By Boris Evelson
What is BI? There are two prevailing definitions out there – broad and narrow. The broad definition (using our own) is that BI is a set of methodologies, processes, architectures, and technologies that transform raw data into meaningful and useful information used to enable more effective strategic, tactical, and operational insight and decision-making. But if we stick to this definition then shouldn’t we include data integration, data quality, master data management, data warehousing and portals in BI? I know lots of folks would disagree and fit these into data management or information management segments, but not BI.

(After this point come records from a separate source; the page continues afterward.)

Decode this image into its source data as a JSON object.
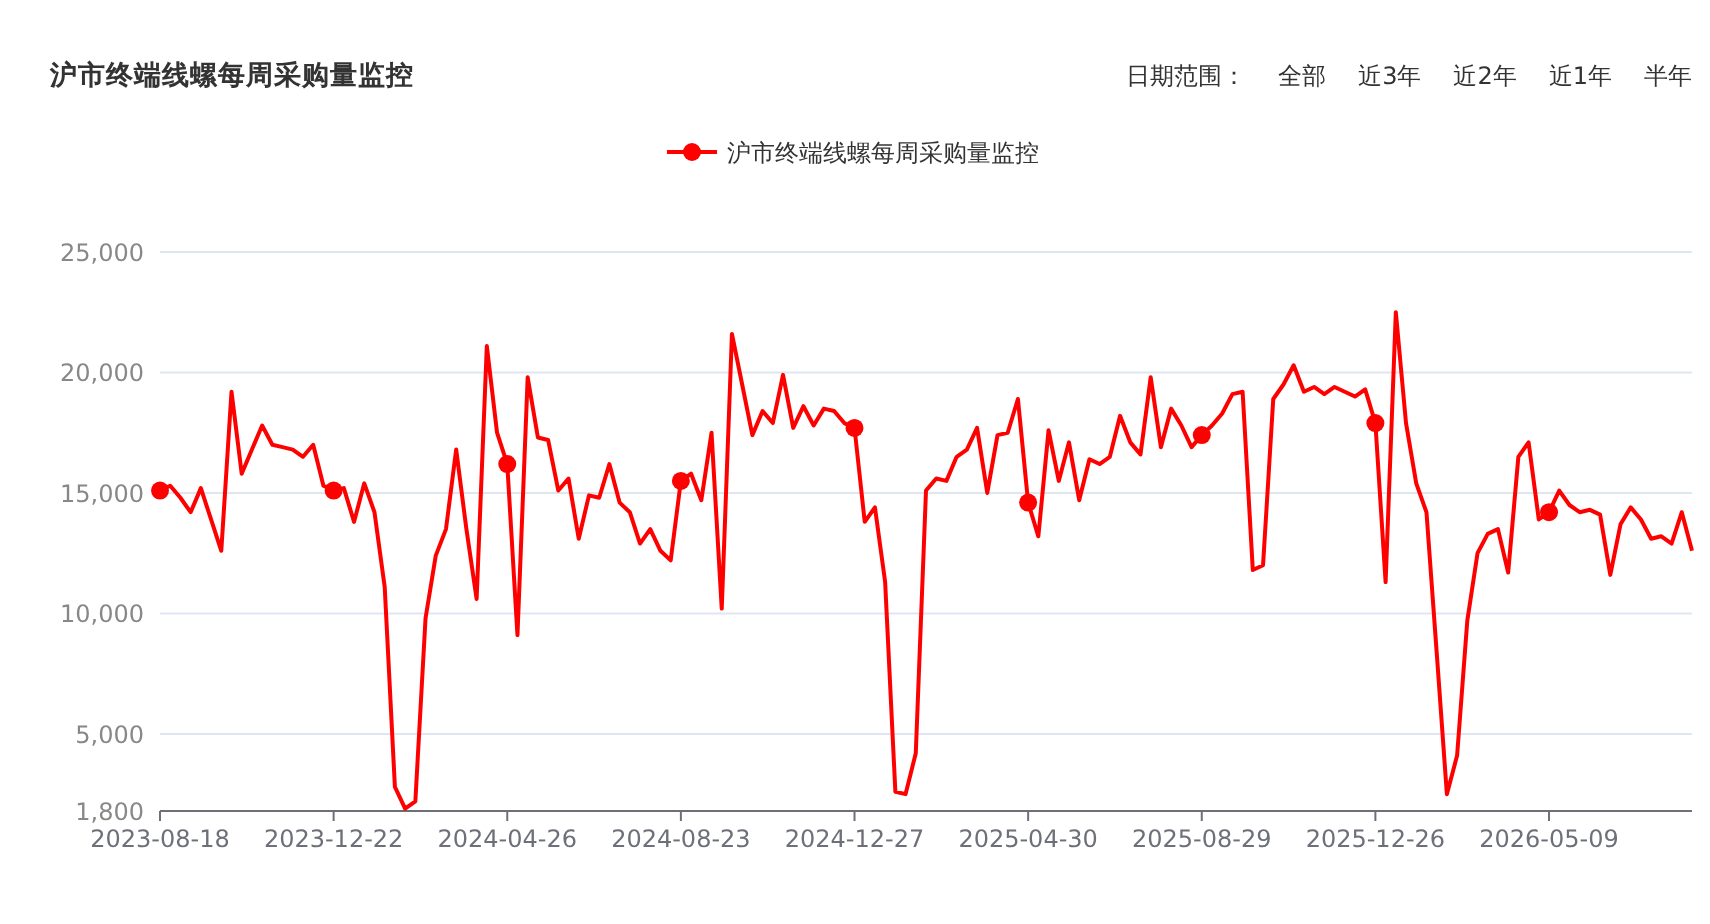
{
  "chart_data": {
    "type": "line",
    "title": "沪市终端线螺每周采购量监控",
    "annotations": [
      "日期范围：",
      "全部",
      "近3年",
      "近2年",
      "近1年",
      "半年"
    ],
    "categories": [
      "2023-08-18",
      null,
      null,
      null,
      null,
      null,
      null,
      null,
      null,
      null,
      null,
      null,
      null,
      null,
      null,
      null,
      null,
      "2023-12-22",
      null,
      null,
      null,
      null,
      null,
      null,
      null,
      null,
      null,
      null,
      null,
      null,
      null,
      null,
      null,
      null,
      "2024-04-26",
      null,
      null,
      null,
      null,
      null,
      null,
      null,
      null,
      null,
      null,
      null,
      null,
      null,
      null,
      null,
      null,
      "2024-08-23",
      null,
      null,
      null,
      null,
      null,
      null,
      null,
      null,
      null,
      null,
      null,
      null,
      null,
      null,
      null,
      null,
      "2024-12-27",
      null,
      null,
      null,
      null,
      null,
      null,
      null,
      null,
      null,
      null,
      null,
      null,
      null,
      null,
      null,
      null,
      "2025-04-30",
      null,
      null,
      null,
      null,
      null,
      null,
      null,
      null,
      null,
      null,
      null,
      null,
      null,
      null,
      null,
      null,
      "2025-08-29",
      null,
      null,
      null,
      null,
      null,
      null,
      null,
      null,
      null,
      null,
      null,
      null,
      null,
      null,
      null,
      null,
      "2025-12-26",
      null,
      null,
      null,
      null,
      null,
      null,
      null,
      null,
      null,
      null,
      null,
      null,
      null,
      null,
      null,
      null,
      "2026-05-09",
      null,
      null,
      null,
      null,
      null,
      null,
      null,
      null,
      null,
      null,
      null,
      null,
      null,
      null
    ],
    "series": [
      {
        "name": "沪市终端线螺每周采购量监控",
        "color": "#ff0000",
        "values": [
          15100,
          15300,
          14800,
          14200,
          15200,
          13900,
          12600,
          19200,
          15800,
          16800,
          17800,
          17000,
          16900,
          16800,
          16500,
          17000,
          15300,
          15100,
          15200,
          13800,
          15400,
          14200,
          11100,
          2800,
          1900,
          2200,
          9800,
          12400,
          13500,
          16800,
          13500,
          10600,
          21100,
          17500,
          16200,
          9100,
          19800,
          17300,
          17200,
          15100,
          15600,
          13100,
          14900,
          14800,
          16200,
          14600,
          14200,
          12900,
          13500,
          12600,
          12200,
          15500,
          15800,
          14700,
          17500,
          10200,
          21600,
          19500,
          17400,
          18400,
          17900,
          19900,
          17700,
          18600,
          17800,
          18500,
          18400,
          17900,
          17700,
          13800,
          14400,
          11300,
          2600,
          2500,
          4200,
          15100,
          15600,
          15500,
          16500,
          16800,
          17700,
          15000,
          17400,
          17500,
          18900,
          14600,
          13200,
          17600,
          15500,
          17100,
          14700,
          16400,
          16200,
          16500,
          18200,
          17100,
          16600,
          19800,
          16900,
          18500,
          17800,
          16900,
          17400,
          17800,
          18300,
          19100,
          19200,
          11800,
          12000,
          18900,
          19500,
          20300,
          19200,
          19400,
          19100,
          19400,
          19200,
          19000,
          19300,
          17900,
          11300,
          22500,
          17900,
          15400,
          14200,
          8400,
          2500,
          4100,
          9700,
          12500,
          13300,
          13500,
          11700,
          16500,
          17100,
          13900,
          14200,
          15100,
          14500,
          14200,
          14300,
          14100,
          11600,
          13700,
          14400,
          13900,
          13100,
          13200,
          12900,
          14200,
          12600
        ]
      },
      {
        "type": "scatter",
        "color": "#ff0000",
        "marker": "circle",
        "values": [
          15100,
          null,
          null,
          null,
          null,
          null,
          null,
          null,
          null,
          null,
          null,
          null,
          null,
          null,
          null,
          null,
          null,
          15100,
          null,
          null,
          null,
          null,
          null,
          null,
          null,
          null,
          null,
          null,
          null,
          null,
          null,
          null,
          null,
          null,
          16200,
          null,
          null,
          null,
          null,
          null,
          null,
          null,
          null,
          null,
          null,
          null,
          null,
          null,
          null,
          null,
          null,
          15500,
          null,
          null,
          null,
          null,
          null,
          null,
          null,
          null,
          null,
          null,
          null,
          null,
          null,
          null,
          null,
          null,
          17700,
          null,
          null,
          null,
          null,
          null,
          null,
          null,
          null,
          null,
          null,
          null,
          null,
          null,
          null,
          null,
          null,
          14600,
          null,
          null,
          null,
          null,
          null,
          null,
          null,
          null,
          null,
          null,
          null,
          null,
          null,
          null,
          null,
          null,
          17400,
          null,
          null,
          null,
          null,
          null,
          null,
          null,
          null,
          null,
          null,
          null,
          null,
          null,
          null,
          null,
          null,
          17900,
          null,
          null,
          null,
          null,
          null,
          null,
          null,
          null,
          null,
          null,
          null,
          null,
          null,
          null,
          null,
          null,
          14200,
          null,
          null,
          null,
          null,
          null,
          null,
          null,
          null,
          null,
          null,
          null,
          null,
          null,
          null
        ]
      }
    ],
    "ylim": [
      1800,
      25000
    ],
    "yticks": [
      {
        "value": 1800,
        "label": "1,800"
      },
      {
        "value": 5000,
        "label": "5,000"
      },
      {
        "value": 10000,
        "label": "10,000"
      },
      {
        "value": 15000,
        "label": "15,000"
      },
      {
        "value": 20000,
        "label": "20,000"
      },
      {
        "value": 25000,
        "label": "25,000"
      }
    ],
    "grid": "y",
    "legend": "top",
    "line_style": "solid"
  }
}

Then, the narrow definition is used when referring to just the top layers of the BI architectural stack such as reporting, analytics and dashboards. But even there, as Jim Kobielus and I discovered as we were preparing to launch our BI TechRadar 2010 research, we could count over 20 (!) product categories such as Advanced Analytics, Analytical Performance Management, Scorecards, BI appliances and BI SaaS, BI specific DBMS, BI Workspaces, Dashboards, Geospatial analytics, Low Latency BI, Metadata Generated BI Apps, Non modeled exploration and In-memory analytics, OLAP, Open Source BI and SaaS BI, Packaged BI Apps, Process / Content Analytics, Production reports and ad-hoc query builders, Search UI for BI, Social Network / Media Analytics, Text analytics, Web Analytics.
To make matters worse, some folks out there are now trying to clearly separate BI and analytics, by trying to push a “core, traditional BI is commoditized, analytics is where differentiation is today” message. Hmmm, I thought I was building analytical apps using OLAP starting back in the early 80’s.